Food
Eating healthy food and keeping active helps you feel good and motivated to learn. On this page I will discuss What Happens to Food After You Eat it, Why What You Eat is Important and What’s Actually in Your Food?

What Happens to Food After You Eat it
In goes a piece of shiny red apple you just bit off… after being broken up by your teeth and mixed with the enzymes in your saliva that break down the carbohydrates and sugars in the apple. The piece of apple then goes down into the stomach through the oesophagus. In the stomach, food is further broken up through a process of churning and is thoroughly mixed with a digestive fluid, composed mainly of hydrochloric acid, and other digestive enzymes. As the acidic level changes in the small intestines, more enzymes are activated to split apart the molecular structure of the various nutrients so they may be absorbed into the blood circulation. Absorption is when smaller molecules, such as glucose or alcohol, pass through the membrane of the stomach directly into the blood stream. After being processed in the stomach, food is passed to the small intestine via the pyloric sphincter. This is where most of the digestive process occurs as chyme enters the first 25 cm of the small intestine. Here it is further mixed with 3 different liquids, bile (which helps aid in fat digestion, otherwise known as emulsification), pancreatic juice and enzymes (made by the pancreas) and intestinal enzymes of the alkaline mucosal membranes.

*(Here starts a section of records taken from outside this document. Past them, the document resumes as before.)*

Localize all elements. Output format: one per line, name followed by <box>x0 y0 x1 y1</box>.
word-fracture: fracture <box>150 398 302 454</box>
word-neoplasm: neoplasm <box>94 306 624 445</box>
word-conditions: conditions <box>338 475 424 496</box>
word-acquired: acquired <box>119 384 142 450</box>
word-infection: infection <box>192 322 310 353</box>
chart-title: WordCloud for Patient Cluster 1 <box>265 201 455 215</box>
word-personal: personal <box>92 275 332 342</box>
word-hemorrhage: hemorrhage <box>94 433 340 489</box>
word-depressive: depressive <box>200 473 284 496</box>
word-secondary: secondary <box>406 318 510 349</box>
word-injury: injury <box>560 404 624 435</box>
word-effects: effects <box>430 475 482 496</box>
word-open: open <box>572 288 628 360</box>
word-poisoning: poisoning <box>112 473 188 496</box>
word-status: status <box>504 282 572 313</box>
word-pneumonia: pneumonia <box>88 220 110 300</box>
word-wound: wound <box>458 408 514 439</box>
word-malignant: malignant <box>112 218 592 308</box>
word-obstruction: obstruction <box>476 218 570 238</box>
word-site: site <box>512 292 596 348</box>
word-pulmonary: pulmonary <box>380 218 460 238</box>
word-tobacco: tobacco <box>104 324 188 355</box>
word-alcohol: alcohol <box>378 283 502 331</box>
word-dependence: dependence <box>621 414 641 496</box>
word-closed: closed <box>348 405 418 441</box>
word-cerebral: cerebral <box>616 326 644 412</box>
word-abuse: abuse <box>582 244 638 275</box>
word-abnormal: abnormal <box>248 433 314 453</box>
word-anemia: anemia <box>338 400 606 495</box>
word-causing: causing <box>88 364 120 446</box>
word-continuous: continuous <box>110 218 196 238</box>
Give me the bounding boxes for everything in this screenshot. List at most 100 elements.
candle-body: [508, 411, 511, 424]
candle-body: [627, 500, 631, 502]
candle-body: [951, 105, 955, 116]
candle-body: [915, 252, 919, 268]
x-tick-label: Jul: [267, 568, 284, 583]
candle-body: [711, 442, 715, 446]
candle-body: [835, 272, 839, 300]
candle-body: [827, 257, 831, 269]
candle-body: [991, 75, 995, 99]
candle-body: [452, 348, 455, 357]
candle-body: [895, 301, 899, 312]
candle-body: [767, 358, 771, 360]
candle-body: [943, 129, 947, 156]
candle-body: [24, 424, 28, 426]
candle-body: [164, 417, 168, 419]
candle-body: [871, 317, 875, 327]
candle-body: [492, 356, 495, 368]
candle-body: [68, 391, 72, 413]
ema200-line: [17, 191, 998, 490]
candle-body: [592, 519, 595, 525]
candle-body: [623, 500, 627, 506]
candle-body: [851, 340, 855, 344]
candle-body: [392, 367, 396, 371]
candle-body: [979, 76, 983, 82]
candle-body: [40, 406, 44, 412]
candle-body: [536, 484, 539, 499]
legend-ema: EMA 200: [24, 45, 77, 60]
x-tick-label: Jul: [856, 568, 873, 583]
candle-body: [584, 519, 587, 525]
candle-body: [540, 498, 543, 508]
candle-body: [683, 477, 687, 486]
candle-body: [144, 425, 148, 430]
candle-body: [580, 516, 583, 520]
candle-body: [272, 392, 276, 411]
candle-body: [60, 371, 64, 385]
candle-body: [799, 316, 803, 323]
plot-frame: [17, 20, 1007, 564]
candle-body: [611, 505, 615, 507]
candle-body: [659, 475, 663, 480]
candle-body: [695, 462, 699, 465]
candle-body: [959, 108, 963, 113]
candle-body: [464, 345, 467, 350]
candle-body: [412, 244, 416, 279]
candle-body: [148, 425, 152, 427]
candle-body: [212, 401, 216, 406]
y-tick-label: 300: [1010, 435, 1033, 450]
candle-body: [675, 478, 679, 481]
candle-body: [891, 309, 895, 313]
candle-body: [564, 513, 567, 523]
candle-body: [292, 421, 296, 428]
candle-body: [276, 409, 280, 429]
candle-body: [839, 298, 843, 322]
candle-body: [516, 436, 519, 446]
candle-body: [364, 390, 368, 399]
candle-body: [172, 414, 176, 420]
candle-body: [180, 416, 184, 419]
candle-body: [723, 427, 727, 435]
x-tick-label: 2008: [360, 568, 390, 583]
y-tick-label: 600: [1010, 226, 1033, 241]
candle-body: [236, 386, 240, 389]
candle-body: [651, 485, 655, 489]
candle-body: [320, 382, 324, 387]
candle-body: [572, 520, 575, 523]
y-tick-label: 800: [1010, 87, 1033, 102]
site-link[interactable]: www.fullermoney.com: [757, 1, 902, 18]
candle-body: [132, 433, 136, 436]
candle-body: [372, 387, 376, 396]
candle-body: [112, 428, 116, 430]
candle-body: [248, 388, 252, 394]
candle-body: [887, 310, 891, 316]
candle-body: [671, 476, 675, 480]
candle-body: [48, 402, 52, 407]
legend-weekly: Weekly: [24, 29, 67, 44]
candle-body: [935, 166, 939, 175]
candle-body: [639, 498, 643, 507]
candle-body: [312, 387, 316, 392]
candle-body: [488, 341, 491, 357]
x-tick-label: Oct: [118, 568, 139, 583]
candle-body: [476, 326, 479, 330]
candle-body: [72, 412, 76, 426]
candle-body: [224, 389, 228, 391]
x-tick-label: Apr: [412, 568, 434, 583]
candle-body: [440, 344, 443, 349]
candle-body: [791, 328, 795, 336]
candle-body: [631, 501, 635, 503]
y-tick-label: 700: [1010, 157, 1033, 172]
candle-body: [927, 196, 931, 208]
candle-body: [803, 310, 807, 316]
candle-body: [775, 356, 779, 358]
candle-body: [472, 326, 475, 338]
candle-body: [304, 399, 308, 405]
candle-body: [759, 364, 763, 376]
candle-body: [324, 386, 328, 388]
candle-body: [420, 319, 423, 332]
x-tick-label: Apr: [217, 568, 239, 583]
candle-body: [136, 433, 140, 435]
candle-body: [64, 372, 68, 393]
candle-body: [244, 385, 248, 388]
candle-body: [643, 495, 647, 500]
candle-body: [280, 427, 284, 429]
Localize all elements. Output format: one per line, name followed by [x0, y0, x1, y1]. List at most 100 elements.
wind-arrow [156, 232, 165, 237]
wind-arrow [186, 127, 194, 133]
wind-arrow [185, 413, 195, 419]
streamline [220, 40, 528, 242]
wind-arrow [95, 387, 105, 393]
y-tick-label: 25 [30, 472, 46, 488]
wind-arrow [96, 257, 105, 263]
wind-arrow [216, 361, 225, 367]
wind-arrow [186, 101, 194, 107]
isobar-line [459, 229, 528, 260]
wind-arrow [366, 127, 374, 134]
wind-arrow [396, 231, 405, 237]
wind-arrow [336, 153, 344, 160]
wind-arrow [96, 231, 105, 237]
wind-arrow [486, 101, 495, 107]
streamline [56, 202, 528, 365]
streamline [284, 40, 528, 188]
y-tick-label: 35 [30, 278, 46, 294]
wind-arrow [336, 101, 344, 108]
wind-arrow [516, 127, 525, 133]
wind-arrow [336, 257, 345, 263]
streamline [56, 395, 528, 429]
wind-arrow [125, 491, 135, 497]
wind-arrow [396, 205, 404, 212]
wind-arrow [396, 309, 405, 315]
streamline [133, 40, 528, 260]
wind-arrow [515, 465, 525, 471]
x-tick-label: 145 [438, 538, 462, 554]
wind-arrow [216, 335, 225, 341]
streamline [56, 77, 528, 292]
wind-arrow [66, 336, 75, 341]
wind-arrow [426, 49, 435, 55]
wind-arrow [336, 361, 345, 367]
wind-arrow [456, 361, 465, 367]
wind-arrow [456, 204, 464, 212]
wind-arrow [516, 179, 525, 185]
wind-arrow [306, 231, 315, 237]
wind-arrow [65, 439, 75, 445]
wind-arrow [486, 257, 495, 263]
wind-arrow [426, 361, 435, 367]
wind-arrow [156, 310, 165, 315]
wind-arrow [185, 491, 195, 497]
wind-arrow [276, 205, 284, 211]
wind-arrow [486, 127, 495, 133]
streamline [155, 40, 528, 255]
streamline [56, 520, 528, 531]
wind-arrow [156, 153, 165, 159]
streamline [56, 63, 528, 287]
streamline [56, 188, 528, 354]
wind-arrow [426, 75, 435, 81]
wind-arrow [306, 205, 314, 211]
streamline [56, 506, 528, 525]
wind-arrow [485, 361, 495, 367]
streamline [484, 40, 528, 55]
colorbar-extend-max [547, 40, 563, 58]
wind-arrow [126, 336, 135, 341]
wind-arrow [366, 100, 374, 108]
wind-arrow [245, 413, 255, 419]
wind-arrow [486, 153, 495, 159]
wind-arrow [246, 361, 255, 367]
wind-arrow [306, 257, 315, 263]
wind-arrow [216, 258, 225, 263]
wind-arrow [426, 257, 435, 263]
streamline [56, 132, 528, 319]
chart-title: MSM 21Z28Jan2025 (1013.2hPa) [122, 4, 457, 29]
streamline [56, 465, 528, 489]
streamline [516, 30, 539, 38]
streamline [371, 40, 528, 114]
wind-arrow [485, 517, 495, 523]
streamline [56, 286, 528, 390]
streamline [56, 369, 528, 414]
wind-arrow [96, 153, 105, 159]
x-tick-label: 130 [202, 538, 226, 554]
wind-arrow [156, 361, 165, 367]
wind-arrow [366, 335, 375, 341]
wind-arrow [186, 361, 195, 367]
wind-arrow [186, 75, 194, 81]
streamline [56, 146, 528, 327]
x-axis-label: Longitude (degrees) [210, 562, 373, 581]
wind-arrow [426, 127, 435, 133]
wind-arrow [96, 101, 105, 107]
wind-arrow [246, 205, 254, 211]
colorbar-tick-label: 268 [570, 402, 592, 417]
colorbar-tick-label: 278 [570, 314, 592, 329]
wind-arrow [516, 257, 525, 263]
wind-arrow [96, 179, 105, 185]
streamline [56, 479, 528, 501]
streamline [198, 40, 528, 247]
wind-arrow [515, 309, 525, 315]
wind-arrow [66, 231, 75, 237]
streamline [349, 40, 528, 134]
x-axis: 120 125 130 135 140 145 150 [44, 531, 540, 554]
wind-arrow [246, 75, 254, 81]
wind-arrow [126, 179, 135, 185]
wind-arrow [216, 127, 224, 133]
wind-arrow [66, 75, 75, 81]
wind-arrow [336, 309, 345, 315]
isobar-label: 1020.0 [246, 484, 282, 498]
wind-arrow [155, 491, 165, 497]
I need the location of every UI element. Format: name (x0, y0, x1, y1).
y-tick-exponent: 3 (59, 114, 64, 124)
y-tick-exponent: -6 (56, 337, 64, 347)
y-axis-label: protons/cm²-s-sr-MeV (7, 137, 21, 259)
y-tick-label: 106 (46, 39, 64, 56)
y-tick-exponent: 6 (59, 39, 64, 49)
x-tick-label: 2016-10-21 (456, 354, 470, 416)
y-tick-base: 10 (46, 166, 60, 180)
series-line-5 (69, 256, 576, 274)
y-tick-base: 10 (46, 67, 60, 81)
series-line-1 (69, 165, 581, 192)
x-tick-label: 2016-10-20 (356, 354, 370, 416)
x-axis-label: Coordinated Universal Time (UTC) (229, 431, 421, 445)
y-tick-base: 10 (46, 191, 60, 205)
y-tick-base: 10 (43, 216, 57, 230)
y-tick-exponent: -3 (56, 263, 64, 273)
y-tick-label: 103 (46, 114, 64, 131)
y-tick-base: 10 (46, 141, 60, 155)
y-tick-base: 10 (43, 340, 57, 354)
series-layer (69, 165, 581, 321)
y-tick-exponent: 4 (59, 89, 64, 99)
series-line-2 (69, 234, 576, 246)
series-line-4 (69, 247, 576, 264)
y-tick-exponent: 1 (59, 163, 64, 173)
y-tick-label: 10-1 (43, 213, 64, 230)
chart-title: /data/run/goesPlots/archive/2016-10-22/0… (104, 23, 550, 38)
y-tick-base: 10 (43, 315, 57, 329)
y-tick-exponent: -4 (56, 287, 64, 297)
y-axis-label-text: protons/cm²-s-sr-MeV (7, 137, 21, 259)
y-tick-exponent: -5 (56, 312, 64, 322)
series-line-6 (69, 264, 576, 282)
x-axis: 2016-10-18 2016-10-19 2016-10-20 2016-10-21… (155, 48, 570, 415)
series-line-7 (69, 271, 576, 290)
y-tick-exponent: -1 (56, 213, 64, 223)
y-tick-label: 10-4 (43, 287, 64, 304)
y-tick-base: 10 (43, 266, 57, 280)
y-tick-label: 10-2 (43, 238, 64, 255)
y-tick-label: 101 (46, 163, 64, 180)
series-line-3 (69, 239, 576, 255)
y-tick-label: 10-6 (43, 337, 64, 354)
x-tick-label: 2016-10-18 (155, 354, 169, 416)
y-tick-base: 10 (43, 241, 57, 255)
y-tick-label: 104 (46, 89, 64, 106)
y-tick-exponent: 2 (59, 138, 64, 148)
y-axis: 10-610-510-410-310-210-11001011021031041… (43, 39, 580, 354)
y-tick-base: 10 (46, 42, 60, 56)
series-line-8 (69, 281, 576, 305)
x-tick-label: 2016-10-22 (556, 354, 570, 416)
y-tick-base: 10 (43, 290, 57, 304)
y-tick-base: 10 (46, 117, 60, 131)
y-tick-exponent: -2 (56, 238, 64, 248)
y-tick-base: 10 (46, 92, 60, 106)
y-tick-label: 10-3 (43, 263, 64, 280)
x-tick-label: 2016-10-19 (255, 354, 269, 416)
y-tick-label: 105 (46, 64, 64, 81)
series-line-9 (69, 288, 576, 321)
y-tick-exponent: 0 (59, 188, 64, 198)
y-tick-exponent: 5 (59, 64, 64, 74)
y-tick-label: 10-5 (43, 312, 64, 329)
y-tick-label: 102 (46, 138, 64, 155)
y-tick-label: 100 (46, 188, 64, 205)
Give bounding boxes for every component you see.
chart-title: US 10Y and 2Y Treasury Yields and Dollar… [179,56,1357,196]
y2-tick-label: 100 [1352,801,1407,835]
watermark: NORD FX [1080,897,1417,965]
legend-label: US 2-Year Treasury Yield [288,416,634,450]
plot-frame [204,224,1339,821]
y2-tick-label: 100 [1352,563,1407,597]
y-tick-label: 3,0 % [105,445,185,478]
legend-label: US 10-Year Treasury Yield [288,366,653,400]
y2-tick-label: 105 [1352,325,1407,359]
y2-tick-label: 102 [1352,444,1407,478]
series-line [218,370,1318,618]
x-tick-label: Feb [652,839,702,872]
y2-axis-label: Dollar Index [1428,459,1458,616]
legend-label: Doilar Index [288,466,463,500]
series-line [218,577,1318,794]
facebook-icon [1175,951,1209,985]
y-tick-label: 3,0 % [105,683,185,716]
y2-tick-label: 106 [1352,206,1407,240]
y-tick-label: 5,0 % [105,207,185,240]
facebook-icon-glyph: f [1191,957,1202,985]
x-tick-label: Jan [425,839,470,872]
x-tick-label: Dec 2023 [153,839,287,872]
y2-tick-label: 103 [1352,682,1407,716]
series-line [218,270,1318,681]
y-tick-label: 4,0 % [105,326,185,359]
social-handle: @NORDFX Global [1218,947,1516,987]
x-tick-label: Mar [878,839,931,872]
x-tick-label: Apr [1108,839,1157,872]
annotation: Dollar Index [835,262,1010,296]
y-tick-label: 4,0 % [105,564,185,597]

Most nutrient absorption takes place in the small intestine. The nutrients pass through the small intestine's wall, which contains small, finger-like structures called villi that increase the surface area for the absorption of nutrients. The blood, which has absorbed nutrients, is carried away from the small intestine via the hepatic portal vein and goes to the liver for filtering, removal of toxins, and nutrient processing. The primary activity here is regulation of blood glucose levels through a process of temporary storage of excess glucose that is converted in the liver to glycogen in direct response to the hormone insulin. Between meals, when blood glucose levels begin to drop, the glycogen is converted back to glucose in response to the hormone glucagon.

Chocolate is a particularly good source of magnesium, potassium and calcium. It also has antioxidant and anti-inflammatory properties. On
the down side it contains caffeine and has a high fat level, so eat it in moderation!